On savait que la ligne d’attaque formée de Meghan Agosta, Marie-Philip Poulin et Mélodie Daoust pouvait être dévastatrice. Et elle l’a été depuis le début du tournoi.

Les trois consœurs ont été de véritables bougies d’allumage jusqu’à maintenant en inscrivant 6 des 11 buts de l’équipe.

En fait, leur trio s’est démarqué à chacun des matchs jusqu’ici.

Avec deux buts en lever de rideau, Daoust a été la grande vedette offensive de l’équipe contre les athlètes olympiques de Russie.

Les trois joueuses ont inscrit chacune un filet dans la victoire de 4 à 1 sur la Finlande. Puis Agosta en a ajouté un autre dans la victoire de 2 à 1 aux dépens des Américaines.

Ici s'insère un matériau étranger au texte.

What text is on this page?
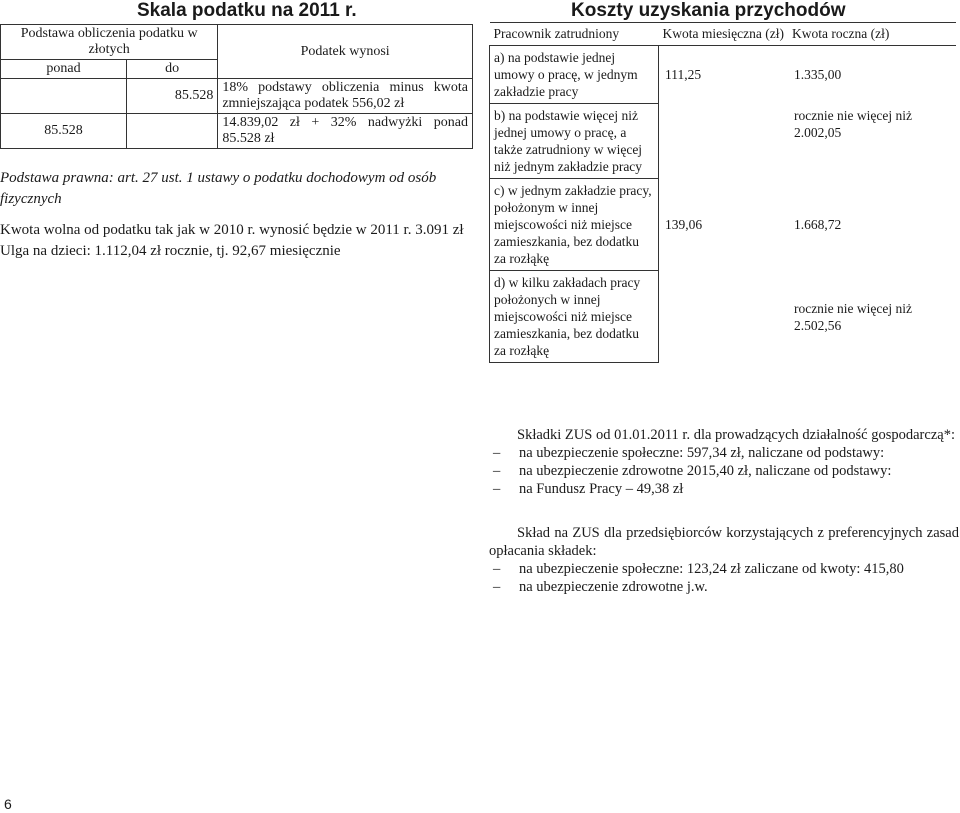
Skala podatku na 2011 r.
Podstawa obliczenia podatku w złotych		Podatek wynosi
ponad	do	
	85.528	18% podstawy obliczenia minus kwota zmniejszająca podatek 556,02 zł
85.528		14.839,02 zł + 32% nadwyżki ponad 85.528 zł

Podstawa prawna: art. 27 ust. 1 ustawy o podatku dochodowym od osób fizycznych

Kwota wolna od podatku tak jak w 2010 r. wynosić będzie w 2011 r. 3.091 zł

Ulga na dzieci: 1.112,04 zł rocznie, tj. 92,67 miesięcznie

Koszty uzyskania przychodów
Pracownik zatrudniony	Kwota miesięczna (zł)	Kwota roczna (zł)
a) na podstawie jednej umowy o pracę, w jednym zakładzie pracy	111,25	1.335,00
b) na podstawie więcej niż jednej umowy o pracę, a także zatrudniony w więcej niż jednym zakładzie pracy		rocznie nie więcej niż 2.002,05
c) w jednym zakładzie pracy, położonym w innej miejscowości niż miejsce zamieszkania, bez dodatku za rozłąkę	139,06	1.668,72
d) w kilku zakładach pracy położonych w innej miejscowości niż miejsce zamieszkania, bez dodatku za rozłąkę		rocznie nie więcej niż 2.502,56

Składki ZUS od 01.01.2011 r. dla prowadzących działalność gospodarczą*:

– na ubezpieczenie społeczne: 597,34 zł, naliczane od podstawy:
– na ubezpieczenie zdrowotne 2015,40 zł, naliczane od podstawy:
– na Fundusz Pracy – 49,38 zł

Skład na ZUS dla przedsiębiorców korzystających z preferencyjnych zasad opłacania składek:

– na ubezpieczenie społeczne: 123,24 zł zaliczane od kwoty: 415,80
– na ubezpieczenie zdrowotne j.w.
6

Au total, les trois joueuses ont amassé 11 points jusqu’à maintenant.

Laura Schuler racontait avant le tournoi qu’elle s’attendait à ce que ses quatre trios apportent leur contribution offensive, celui de Poulin a compris le message.

Bonne entente

Poulin n’a pas caché qu’elle aime bien la contribution apportée par son trio.

« Nous avons toutes les trois beaucoup de vitesse et on se retrouve très bien sur la patinoire, a-t-elle dit. Mélodie et Meghan sont deux filles qui anticipent bien le jeu, qui savent toujours où va se retrouver la rondelle. »

Tout comme Schuler l’a fait, la capitaine de l’équipe canadienne a reconnu qu’il ne faut pas se laisser endormir par le résultat des trois matchs de la phase préliminaire. Qu’il y a encore du travail à faire, en quelque sorte.

« Nous avons profité des entraînements de la fin de semaine pour procéder à quelques petits ajustements », a raconté Poulin à ce sujet.

« Entre autres, il faudra qu’on se concentre contre les Russes à jouer les 60 minutes du match. À notre dernière sortie, nous n’avons pas mis assez de pression sur les porteurs du disque des Américaines et on s’est éloignées de notre plan de match, avec le résultat qu’on a eu de la difficulté à l’emporter. »

Les Russes n’ont pas été une menace lors du premier affrontement entre les deux équipes. Elles ont perdu leurs trois matchs de la ronde préliminaire avant de l’emporter 6 à 2 contre les Suissesses en quarts de finale.

« Rien n’est jamais gagné d’avance, a repris Poulin. On va commencer par tenter de remporter ce match contre les Russes avant de penser à la finale. »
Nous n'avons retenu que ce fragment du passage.